Von O14 zu O19 – die BWL Reform unter der Lupe

Die BBWL Reform bringt nicht nur die Digitalisierung, sondern auch einige heisse Diskussionen an die Universität St. Gallen. Was sie auf sich hat und mit sich bringt.

Seit Frühling 2018 in aller Munde – die Bachelorstudierenden mit der Vertiefung in Betriebswirtschaft sprechen über die neue Reform. Kaum ist die Freude über das bestandene Assessment etwas abgekühlt, stellt sich die Frage: was nun? 

Das Wichtigste in Kürze: Ab Herbst 2019 wird das Curriculum des BWL Studiengangs geändert. Im Zuge der Ablösung der Ordnung 2014 (O14) durch die Ordnung 2019 (O19) werden neue Hauptfächer hinzugefügt, die jedoch mit weniger (vier statt sechs) ETCS gewichtet werden. Somit wird die Kursanzahl bei gleichbleibender Anzahl Credits erhöht, was das Curriculum anspruchsvoller macht. Die Hauptfächer, so wie man sie bisher kennt, werden in dieser Form nicht mehr weiter angeboten – alle neun müssten also noch im Studienjahr 18/19 absolviert werden. Folglich stehen die Studierenden vor der Qual der Wahl: im alten System bleiben oder sich mit dem neuen befassen?

Warum das Ganze?

Die Reform BBWL soll dazu beitragen, das akademische Niveau der HSG zu erhöhen. Hierzu wird zum ersten Mal seit langer Zeit Informatik wieder in die Kernfächer aufgenommen. Dies steht im Zusammenhang mit der Berufung der vier neuen IT-Professuren, welche per 1. August eingestellt wurden, der Gründung des neuen IT-Departments sowie der Einführung der neuen IT-School im kommenden Februar. Letztere wird bei positiv ausfallender Abstimmung gar vom Kanton St. Gallen unterstützt. In diesem Fall würde die IT-School auch horizontal auf die verschiedenen Studiengänge ausgeweitet werden. BWL ist hiermit die erste Studienrichtung, bei der diese neue Informatikbewegung eingeführt wird. Ursachen sind die Digitalisierung und die heutzutage notwendigen IT-Skills, welche in einem solchen Studium nicht umgangen werden können.

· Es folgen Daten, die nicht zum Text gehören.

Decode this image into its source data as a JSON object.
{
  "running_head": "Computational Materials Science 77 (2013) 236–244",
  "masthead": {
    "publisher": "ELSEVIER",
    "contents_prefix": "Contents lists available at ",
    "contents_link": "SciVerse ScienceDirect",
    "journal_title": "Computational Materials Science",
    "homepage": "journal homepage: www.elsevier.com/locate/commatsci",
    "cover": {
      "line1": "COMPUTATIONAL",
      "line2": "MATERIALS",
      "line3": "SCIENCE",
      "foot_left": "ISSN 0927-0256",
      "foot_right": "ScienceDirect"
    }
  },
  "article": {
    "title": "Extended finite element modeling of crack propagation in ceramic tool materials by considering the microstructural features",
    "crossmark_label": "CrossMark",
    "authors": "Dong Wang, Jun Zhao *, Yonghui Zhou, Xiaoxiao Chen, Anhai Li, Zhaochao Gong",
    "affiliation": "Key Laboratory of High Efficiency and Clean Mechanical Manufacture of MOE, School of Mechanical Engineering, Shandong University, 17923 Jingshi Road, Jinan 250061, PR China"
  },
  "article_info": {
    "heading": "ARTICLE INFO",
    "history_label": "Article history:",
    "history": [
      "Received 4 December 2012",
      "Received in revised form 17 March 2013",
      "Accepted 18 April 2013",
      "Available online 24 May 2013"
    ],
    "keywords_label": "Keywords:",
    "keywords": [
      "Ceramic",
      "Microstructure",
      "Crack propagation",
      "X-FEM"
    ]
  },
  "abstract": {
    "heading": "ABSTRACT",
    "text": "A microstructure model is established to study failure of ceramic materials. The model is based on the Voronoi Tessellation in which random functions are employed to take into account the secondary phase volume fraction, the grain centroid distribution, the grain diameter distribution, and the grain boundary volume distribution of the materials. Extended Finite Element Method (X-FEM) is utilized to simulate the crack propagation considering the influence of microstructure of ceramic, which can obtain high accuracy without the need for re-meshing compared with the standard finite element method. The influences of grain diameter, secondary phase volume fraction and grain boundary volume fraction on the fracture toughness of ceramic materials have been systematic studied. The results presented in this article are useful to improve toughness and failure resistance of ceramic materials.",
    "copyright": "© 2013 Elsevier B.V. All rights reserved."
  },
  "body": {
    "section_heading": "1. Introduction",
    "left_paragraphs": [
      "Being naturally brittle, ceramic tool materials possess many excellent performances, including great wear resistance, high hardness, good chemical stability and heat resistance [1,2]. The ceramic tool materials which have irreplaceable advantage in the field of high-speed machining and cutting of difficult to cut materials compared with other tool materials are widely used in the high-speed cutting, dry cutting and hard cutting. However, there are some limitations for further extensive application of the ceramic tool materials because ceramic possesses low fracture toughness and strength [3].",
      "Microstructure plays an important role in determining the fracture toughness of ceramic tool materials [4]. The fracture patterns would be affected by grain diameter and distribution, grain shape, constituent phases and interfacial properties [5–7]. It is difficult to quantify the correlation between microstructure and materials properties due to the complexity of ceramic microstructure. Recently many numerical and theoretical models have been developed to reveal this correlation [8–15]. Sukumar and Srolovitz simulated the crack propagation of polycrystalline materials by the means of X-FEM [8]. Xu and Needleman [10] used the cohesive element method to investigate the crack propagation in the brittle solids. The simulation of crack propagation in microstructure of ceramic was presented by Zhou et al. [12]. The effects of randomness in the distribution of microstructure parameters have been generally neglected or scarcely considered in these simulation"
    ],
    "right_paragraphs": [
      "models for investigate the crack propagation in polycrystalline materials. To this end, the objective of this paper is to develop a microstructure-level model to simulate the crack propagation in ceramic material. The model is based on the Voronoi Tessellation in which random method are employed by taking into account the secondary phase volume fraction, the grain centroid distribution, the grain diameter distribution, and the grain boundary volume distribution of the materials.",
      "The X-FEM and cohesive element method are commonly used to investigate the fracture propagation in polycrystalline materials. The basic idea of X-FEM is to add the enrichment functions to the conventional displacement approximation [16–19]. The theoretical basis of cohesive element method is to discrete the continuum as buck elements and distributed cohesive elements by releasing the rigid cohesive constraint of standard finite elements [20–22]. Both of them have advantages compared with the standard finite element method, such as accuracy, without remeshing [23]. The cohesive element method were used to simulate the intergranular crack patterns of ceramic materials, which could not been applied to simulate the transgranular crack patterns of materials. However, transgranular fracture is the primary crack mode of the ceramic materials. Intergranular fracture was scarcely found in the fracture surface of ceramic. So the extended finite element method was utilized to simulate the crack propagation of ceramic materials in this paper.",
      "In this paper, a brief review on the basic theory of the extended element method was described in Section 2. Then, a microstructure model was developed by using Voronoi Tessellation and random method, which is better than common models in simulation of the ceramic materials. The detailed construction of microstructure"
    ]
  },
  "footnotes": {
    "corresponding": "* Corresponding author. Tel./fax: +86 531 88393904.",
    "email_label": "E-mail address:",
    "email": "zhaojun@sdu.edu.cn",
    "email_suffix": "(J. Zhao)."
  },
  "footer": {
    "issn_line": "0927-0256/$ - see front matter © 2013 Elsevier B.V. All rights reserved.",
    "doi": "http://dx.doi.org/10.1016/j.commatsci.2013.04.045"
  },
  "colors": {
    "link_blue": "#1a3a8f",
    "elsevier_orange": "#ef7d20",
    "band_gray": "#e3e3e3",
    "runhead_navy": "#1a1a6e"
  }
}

Unendliche Wahlmöglichkeiten

Die HSG ist bekannt für ihr frei wählbares Curriculum – jeder kann sein Studium im Grossen und Ganzen frei gestalten und dies nicht nur in Bezug auf die Kurswahl, sondern auch auf den Belegungszeitpunkt. Möchte man nun im alten System weiterstudieren, ist man förmlich dazu gezwungen, alle Hauptfächer dieses Jahr abzulegen. Natürlich bietet sich die Möglichkeit, die Prüfungen ein (oder bei Krankheit zwei) Semester später zu schreiben, dies jedoch ohne Kursbesuch. Weiterhin sind Übungen der Fächer, welche bisher im fünften, respektive sechsten Semester belegt wurden, meist überfüllt, denn zwei Jahrgänge besuchen nun diese Kurse. Andererseits wird den Studierenden das zweite Jahr «entspannter» vorkommen: Nebst Wahlpflicht- und Fokusbereich-Fächern bleibt Spielraum für extrakurrikuläre Aktivitäten und Erfahrungen durch Praktika.

Ein Ausweg?

Für Neu-Bachelors, die sich weigern eine Entscheidung zu treffen, gibt es einige Möglichkeiten. Entweder folgt man der Empfehlung der Universität oder aber man wählt einen Ausweg. Zum einen bietet sich das ISC und die Organisation des St. Galler Symposiums an – eine Möglichkeit, nebst wertvollen Erfahrungen zahlreiche Campus-Credits zu ergattern. Zum anderen kann man ein Jahrespraktikum bei einer externen Firma oder Unternehmen ablegen. Alle Studierenden werden aber die Möglichkeit haben, ihr Studium zu vollenden und von der neuen Reform zu profitieren, sei dies mit der neuen Kernfachkombination oder durch das erweiterte Angebot der Fokusbereiche.